Mój opis: Oskar ma 10 lat i choruje na raka. Złości się na rodziców i lekarzy,bo boją się go,a gdy pyta o wyniki oni nabierają wody w usta. Jedyną osobą która traktuje go poważnie jest ciocia Róża. Nie jest to prawdziwa ciocia,ale chłopiec tak właśnie ją nazywa. Oskar nie wierzy w Boga,ale za namową cioci Róży zaczyna do niego pisać.
"...życie to taki dziwny prezent. Na początku się je przecenia: sądzi się, że dostało się życie wieczne. Potem się go nie docenia, uważa się, że jest do chrzanu, za krótkie, chciałoby się niemal je odrzucić. W końcu kojarzy się, że to nie był prezent, ale jedynie pożyczka. I próbuje się na nie zasłużyć."
"- Lekarze są nie do zdarcia. Zawsze mają pełno pomysłów na operacje, które można ci zrobić. Policzyłem, mnie obiecali co najmniej sześć.
- Może ich inspirujesz."
"Masz. Posłuchaj "Walca Śnieżynek". Jest taki ładny, że kiedy go słucham, myślę o tobie."
Wbrew wszystkiemu jest to książka bardzo pogodna.
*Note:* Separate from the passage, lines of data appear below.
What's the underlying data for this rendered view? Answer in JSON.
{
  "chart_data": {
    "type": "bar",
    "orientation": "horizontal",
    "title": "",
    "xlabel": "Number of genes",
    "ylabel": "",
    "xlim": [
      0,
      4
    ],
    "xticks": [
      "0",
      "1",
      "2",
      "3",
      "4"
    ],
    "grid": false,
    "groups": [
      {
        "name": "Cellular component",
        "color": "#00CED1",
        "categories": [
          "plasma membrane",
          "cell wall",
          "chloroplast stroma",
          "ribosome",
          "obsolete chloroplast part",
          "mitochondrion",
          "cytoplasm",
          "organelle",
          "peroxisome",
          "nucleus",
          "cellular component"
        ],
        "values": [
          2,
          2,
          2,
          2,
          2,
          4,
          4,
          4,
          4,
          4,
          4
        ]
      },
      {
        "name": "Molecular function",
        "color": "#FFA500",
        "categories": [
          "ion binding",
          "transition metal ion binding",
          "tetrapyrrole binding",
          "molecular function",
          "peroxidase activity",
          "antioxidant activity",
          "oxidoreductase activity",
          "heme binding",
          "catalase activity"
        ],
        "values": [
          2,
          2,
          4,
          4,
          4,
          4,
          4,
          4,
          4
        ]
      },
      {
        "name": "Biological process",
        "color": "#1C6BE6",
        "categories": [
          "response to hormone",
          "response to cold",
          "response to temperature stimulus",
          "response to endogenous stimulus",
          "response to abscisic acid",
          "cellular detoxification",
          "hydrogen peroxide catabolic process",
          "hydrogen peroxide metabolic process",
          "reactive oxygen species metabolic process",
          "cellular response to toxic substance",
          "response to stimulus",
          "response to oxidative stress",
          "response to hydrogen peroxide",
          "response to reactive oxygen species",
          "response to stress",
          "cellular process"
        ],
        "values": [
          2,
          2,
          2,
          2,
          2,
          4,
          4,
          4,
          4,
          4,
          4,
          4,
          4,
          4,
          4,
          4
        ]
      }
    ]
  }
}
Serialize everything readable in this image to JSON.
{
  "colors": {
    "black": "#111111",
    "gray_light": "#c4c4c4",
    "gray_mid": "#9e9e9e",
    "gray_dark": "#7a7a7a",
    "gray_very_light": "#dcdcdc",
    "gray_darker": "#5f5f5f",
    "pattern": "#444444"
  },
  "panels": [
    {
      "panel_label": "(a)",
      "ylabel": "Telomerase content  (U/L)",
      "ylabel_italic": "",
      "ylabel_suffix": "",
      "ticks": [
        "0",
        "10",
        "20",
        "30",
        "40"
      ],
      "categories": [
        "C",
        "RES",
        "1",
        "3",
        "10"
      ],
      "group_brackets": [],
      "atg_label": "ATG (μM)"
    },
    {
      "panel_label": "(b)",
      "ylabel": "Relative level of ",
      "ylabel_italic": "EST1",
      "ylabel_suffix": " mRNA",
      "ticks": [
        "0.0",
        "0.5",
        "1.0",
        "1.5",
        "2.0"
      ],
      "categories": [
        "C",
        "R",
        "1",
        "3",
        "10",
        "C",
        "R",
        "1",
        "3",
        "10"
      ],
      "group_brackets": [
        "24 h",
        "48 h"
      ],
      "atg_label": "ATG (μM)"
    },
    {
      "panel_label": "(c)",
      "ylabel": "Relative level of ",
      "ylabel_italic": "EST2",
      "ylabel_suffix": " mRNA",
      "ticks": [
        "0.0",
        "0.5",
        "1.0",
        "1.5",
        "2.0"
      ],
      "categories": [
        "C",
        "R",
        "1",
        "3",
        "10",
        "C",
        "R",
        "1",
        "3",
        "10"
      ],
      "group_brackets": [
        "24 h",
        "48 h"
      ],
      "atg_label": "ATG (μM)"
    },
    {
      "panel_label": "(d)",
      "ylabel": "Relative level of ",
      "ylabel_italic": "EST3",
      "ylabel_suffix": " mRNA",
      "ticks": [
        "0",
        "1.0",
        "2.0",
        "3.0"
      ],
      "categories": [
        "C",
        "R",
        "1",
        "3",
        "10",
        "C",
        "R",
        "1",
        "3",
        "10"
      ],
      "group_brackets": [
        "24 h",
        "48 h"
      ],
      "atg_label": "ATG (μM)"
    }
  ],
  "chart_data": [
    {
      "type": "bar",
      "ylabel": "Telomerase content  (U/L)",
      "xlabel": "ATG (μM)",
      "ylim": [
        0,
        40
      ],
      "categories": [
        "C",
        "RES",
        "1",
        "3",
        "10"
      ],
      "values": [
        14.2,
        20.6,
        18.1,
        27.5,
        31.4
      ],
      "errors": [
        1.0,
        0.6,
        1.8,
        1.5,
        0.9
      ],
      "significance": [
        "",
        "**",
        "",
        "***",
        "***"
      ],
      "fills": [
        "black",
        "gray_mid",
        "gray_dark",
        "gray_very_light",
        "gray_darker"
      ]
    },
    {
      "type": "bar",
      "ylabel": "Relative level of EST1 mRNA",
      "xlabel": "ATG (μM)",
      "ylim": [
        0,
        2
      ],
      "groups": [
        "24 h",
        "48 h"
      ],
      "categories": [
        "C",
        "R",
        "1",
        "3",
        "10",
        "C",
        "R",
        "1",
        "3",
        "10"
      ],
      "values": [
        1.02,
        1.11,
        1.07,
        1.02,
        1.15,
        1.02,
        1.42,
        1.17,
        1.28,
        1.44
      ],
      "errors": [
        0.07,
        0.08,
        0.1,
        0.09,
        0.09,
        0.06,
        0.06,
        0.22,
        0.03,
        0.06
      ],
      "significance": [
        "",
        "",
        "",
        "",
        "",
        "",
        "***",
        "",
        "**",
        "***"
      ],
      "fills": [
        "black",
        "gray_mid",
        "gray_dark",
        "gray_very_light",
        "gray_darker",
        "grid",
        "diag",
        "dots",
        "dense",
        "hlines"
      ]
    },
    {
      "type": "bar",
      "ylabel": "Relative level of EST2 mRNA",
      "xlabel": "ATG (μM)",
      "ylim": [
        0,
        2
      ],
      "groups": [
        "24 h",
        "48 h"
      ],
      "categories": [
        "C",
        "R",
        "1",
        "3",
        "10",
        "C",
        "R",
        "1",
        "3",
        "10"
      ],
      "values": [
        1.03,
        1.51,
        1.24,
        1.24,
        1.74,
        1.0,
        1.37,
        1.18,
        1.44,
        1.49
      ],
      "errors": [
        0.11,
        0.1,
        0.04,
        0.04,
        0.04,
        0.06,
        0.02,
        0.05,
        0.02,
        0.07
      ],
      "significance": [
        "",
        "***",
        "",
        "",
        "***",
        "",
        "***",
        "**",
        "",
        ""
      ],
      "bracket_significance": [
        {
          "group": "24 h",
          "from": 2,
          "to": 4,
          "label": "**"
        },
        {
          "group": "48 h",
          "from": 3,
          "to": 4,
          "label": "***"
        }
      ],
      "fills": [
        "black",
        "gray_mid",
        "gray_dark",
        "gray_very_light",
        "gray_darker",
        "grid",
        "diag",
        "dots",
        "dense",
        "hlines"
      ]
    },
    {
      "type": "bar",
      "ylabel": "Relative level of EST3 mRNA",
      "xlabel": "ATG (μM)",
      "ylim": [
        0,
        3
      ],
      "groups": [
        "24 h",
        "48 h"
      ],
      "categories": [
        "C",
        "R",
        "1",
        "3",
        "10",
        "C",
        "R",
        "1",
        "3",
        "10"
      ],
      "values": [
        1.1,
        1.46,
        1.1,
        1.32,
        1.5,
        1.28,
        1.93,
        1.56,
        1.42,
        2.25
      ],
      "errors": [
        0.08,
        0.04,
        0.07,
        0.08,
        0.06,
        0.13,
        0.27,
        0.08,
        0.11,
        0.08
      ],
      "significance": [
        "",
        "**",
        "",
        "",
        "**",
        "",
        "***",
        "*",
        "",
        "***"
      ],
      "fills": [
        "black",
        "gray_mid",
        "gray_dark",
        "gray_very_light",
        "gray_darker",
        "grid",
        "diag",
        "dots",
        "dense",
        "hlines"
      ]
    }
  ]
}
Chłopiec w wyjątkowy sposób patrzy na świat. Warto zatrzymać się na chwilkę i sięgnąć po "Oskara i Panią Różę." Zrobiła na mnie duże wrażenie.
Moja ocena to 9/10. Jednak czy w recenzji koniecznie musi być ocena? Nie umiem nigdy ocenić książki,gdyż każda jest wyjątkowa.